When do LocalActivity markers become fully durable?

I’ve read through the documentation/forums regarding LocalActiviies, as well as made some anecdotal observations from event histories. I’ve come to the conclusion that LocalActivities themselves do not demarcate a fully durable marker beyond the local worker instance, but rather ride on top of other events such as the completion of the current task. Is this accurate?

To put it more concretely, say I have a simple Workflow with 2 sequential activities where the second depends on the output of the first. If these are implemented as normal activities, the marker for activity 1 is naturally fully durable in the Temporal backend before the task for activity 2 is scheduled.

However, if they are LocalActivities, the markers for Activity 1 and 2 are queued up within the worker and are not sent to Temporal until, in this case, the workflow completes. Some failure scenarios may in fact re-invoke the Activities during replay. For instance, if the failure is in the worker after the local activities complete but before the worker completes the task.

Do I have this right?

That is correct, when you schedule a local activity, the SDK will immediately try to run it and schedule a local timer to a little less than the workflow task timeout. It will send any commands generated while processing the workflow task as soon as there is no more local activities to run or the timer elapses. Note that incomplete local activities are not recorded in history.

Thanks for confirming @bergundy. At least for my use cases, having the activity marker be durable before return is important for correctness, so I’ll switch back to regular activities. It turns out that I was fooled initially into thinking normal activities performed materially worse for my use case (high-bandwidth) but I think I was being subject to the difference in timeout/retry behavior. Once I adjusted my timeouts for regular activities, the high-bandwidth use-case performs fine with normal activities, and I acquire the important durability property.

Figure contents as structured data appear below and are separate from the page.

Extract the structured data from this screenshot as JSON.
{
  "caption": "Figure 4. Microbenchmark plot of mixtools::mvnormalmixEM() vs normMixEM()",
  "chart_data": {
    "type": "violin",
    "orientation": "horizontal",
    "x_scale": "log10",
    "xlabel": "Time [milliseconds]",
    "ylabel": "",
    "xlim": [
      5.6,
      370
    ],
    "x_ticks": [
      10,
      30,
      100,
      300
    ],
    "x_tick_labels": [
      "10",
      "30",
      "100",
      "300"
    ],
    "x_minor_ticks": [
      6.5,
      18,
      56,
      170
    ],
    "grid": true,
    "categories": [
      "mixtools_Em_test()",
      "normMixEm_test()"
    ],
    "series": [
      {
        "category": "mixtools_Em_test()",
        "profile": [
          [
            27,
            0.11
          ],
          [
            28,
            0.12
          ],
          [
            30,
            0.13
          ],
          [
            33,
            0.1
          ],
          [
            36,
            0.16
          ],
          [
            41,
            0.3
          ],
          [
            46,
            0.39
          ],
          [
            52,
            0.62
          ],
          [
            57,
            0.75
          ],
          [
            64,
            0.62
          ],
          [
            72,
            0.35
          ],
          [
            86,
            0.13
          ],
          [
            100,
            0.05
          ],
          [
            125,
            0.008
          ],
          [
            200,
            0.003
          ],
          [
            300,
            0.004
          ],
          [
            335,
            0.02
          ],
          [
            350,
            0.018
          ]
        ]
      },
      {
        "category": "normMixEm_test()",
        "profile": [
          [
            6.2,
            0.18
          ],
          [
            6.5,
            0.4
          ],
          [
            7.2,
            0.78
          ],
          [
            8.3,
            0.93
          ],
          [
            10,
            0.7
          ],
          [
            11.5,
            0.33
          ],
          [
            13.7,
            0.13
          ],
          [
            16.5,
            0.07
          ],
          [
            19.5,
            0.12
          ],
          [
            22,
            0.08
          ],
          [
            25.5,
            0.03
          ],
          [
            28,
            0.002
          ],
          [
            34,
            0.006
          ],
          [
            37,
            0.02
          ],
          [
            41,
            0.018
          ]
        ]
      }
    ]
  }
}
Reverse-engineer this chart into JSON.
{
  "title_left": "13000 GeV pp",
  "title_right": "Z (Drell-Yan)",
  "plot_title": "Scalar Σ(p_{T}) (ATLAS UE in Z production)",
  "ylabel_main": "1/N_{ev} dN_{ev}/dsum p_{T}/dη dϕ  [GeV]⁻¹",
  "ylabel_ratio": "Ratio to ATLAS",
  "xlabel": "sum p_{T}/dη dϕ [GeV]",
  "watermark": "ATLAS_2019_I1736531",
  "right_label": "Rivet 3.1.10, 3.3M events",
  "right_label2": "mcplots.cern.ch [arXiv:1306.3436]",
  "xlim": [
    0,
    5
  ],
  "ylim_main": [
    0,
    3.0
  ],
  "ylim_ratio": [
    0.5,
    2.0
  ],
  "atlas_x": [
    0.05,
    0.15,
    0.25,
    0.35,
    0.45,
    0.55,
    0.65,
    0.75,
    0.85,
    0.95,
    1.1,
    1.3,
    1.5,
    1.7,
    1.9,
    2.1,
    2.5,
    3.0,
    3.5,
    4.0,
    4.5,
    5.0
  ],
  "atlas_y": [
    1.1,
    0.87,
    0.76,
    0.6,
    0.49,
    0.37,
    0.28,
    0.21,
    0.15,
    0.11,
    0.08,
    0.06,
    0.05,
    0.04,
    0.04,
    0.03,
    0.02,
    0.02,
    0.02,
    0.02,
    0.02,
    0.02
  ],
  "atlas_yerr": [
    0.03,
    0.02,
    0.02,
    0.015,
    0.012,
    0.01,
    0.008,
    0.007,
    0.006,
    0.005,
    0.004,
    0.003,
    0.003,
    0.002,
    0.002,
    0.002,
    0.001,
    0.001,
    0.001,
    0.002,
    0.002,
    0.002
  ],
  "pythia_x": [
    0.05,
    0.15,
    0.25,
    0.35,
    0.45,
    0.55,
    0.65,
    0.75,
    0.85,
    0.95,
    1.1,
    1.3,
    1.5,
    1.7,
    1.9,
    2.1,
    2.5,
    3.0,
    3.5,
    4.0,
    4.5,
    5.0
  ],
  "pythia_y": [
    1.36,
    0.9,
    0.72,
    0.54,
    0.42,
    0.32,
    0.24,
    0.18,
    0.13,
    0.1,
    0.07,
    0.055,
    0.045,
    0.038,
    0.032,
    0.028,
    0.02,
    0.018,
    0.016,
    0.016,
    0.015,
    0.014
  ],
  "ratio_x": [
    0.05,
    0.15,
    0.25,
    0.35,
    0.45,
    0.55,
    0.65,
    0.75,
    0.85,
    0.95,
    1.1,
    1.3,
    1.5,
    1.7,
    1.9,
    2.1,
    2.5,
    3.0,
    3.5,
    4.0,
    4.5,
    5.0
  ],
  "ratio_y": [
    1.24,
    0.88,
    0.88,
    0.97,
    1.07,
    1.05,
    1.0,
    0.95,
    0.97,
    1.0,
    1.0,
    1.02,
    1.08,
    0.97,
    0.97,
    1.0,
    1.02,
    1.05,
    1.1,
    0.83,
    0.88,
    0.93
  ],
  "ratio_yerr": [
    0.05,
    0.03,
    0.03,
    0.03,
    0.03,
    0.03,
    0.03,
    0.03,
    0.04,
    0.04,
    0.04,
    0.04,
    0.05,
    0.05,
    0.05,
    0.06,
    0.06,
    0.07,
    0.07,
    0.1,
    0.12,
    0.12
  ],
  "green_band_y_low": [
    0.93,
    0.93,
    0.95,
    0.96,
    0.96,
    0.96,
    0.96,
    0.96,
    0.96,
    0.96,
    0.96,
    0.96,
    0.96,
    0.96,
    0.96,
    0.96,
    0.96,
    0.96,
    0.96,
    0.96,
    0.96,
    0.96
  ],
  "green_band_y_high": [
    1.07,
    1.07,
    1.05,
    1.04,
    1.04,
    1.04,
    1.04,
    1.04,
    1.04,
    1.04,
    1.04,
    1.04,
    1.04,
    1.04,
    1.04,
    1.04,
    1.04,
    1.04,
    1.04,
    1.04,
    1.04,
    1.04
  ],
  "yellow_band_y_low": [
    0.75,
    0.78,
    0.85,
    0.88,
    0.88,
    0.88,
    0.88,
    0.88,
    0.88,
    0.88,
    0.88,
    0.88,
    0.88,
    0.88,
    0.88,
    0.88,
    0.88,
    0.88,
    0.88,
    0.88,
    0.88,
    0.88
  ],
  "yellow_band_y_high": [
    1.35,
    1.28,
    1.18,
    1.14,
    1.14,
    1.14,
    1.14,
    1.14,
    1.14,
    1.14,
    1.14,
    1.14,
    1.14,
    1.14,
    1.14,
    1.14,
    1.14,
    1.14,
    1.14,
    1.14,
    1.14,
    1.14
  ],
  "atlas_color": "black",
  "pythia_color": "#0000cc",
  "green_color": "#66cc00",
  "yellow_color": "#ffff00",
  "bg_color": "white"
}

It does make me wonder how useful LocalActivities are in the face of the durability limitations. I’m sure I am just lacking imagination outside of my own use, but here are a few ways I can think of to enhance them at least for use cases similar to mine:

  1. Have an optional flag on the existing LocalActivity interface for recording the marker before the function returns
  2. Introducing a new semantic for invoking local-like activities but with durability guarantees.
  3. Introducing a barrier function that allows the workflow to explicitly indicate durability points (such as after invoking 1 or more local activities.

Having any of these options would have the benefits of LocalActivities when I know my local node has the activity code available and is short-lived. I.e. I can avoid the scheduling/data-movement penalty but yet still get the Temporal durability that makes the platform so powerful.

For (3), I wonder if using the existing await(true) would work?

The idea of letting users control durability for local SDK work (currently only activities) has come in internal discussions before. It’s really a tradeoff between latency/throughput and durability.
Since Temporal is a general purpose execution platform I think we have no choice but to give this control to the user eventually, I’m not sure what the API would look like though.